Published: Thursday, April 21, 2011, 8:30 AM Updated: Thursday, April 21, 2011, 5:31 PM
TRENTON — Back off.
That was the Christie administration’s message today to the state Supreme Court as New Jersey’s legendary battle over the state’s obligations to its poorest students was renewed in nearly two hours of arguments.
With former Supreme Court Justice Peter Verniero leading the charge, the Christie administration basically told the state’s highest court it should step aside and let the other two branches of government handle school funding.
Verniero said the court should tread lightly in a high stakes battle that could blow a $1.7 billion hole in Gov.

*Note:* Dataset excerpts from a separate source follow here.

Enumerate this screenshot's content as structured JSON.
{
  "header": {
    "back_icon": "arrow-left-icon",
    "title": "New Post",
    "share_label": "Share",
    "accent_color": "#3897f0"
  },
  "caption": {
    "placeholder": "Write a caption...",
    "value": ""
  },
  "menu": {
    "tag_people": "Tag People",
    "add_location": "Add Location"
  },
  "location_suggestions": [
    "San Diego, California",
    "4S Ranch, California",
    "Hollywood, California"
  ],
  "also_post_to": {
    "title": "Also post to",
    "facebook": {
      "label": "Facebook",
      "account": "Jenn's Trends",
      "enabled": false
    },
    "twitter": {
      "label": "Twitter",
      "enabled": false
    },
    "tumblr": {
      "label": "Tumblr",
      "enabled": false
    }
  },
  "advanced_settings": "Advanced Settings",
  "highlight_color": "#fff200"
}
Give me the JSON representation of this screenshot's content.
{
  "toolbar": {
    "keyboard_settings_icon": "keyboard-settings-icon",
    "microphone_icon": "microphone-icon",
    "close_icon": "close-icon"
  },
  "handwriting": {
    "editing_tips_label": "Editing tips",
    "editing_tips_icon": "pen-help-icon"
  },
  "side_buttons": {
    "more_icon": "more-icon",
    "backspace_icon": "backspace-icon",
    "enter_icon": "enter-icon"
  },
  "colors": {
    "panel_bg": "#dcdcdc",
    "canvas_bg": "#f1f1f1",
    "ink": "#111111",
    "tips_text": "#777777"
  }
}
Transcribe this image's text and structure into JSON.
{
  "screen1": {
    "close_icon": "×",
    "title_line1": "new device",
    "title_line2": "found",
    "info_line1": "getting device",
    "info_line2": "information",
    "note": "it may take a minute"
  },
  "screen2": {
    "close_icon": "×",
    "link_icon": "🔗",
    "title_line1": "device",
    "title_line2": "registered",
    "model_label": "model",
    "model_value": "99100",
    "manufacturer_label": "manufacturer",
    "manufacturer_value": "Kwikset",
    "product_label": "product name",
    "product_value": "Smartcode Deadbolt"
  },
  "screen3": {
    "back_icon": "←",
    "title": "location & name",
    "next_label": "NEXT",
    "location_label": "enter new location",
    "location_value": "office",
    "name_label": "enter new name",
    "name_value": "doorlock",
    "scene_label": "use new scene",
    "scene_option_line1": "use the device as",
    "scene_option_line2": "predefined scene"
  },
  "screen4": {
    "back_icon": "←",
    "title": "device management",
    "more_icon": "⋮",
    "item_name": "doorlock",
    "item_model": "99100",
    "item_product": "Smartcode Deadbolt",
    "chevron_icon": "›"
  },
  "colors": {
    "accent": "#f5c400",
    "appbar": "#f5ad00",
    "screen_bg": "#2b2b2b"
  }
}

Chris Christie’s proposed budget if it decides he violated the constitution by slashing funding last year.
"Before the court injects itself, it has to be absolutely certain that the violations that occurred are of a significant magnitude to justify its involvement," said Verniero.
Lawyers for the state’s poorest students countered that the court should act to preserve New Jersey’s constitutional obligation to them.
And Associate Justice Jaynee LaVecchia, who wrote the opinion approving the school funding formula the state is trying to back away from, at one point told Verniero the state’s plan for education can’t be "whatever we think we can afford."
Justices did not say when they will issue their opinion.
The hearing, the latest round in the long-running case of Abbott v. Burke, touched on many of the state’s most controversial topics, including the achievement gap between rich and poor students and whether the state should bring back an income tax surcharge on millionaires.
Although the governor has pledged to avoid tax increases to balance the budget, Associate Justice Barry Albin pointed out that the state gave up additional revenue by not renewing the so-called "millionaires tax."
Central to today’s arguments was the very issue of the court’s involvement. Ordering more school funding would jeapordize the state’s ability to balance the budget, another constitutional obligation, Verniero said.
"We cannot, in the name of the constitution, violate the constitution itself," he said.
Verniero said Christie and lawmakers deserve "breathing room" when dealing with the state’s precarious fiscal situation. Justices contested his arguments at every turn, with Albin at one point saying he was "cherry picking" facts.
David Sciarra, executive director of the Education Law Center, focused on a report issued last month by Superior Court Judge Peter Doyne, who was asked by the Supreme Court to study the impact of Christie’s budget cuts.
Doyne concluded the cuts disproportionately harmed at-risk students, violating the state’s educational obligations.
"It’s entirely appropriate for the court to weigh in when there is a constitutional breach," Sciarra said after the hearing.
The question of the Supreme Court’s role in state government is also being debated outside of the courtroom. Christie has repeatedly said justices have overstepped their bounds by influencing policy and budget decisions best left to the governor and the Legislature.
James Harris, president of the New Jersey NAACP, who attended the hearing, said the court has repeatedly intervened because elected officials haven’t fulfilled promises to schoolchildren.
"The state has consistently proven it’s not willing to provide for constitutional guarantees," he said. "What is the purpose of the court except to decide disputes?"
The 30-year-old Abbott v. Burke case has gone through so many twists and turns that Sciarra and the state argued positions practically opposite from the ones they took two years ago.
Then, Sciarra said the funding formula devised by the Corzine administration, which sent money to poor students across the state rather than focusing on the 31 so-called Abbott districts, was the wrong approach. Albin today pointed out he fought it "tooth and nail."
Sciarra said he’s accepted the formula: "Frankly, we’re happy that at-risk students in other districts are going to get the help they need."
Meanwhile, Verniero said the state didn’t need to fully comply with the formula to provide a constitutional education. LaVecchia said that’s a shift from when the state treated the formula like "tablets from the mountain," and the court approved it based on the state’s promise to provide full funding. "I don’t see how you can stand before us and take a different position," she said.
The case was heard by only five justices. As in previous cases, Chief Justice Stuart Rabner, who was counsel to Gov. Jon Corzine when the funding formula was developed, recused himself. Associate Justice Virginia Long, who sat on previous school fudning hearings, was also absent. No reason was given.
Also missing was Assistant Attorney General Nancy Kaplen, who had led the state’s case before Verniero was brought in last month. A spokesman said Kaplen will retire after 26 years.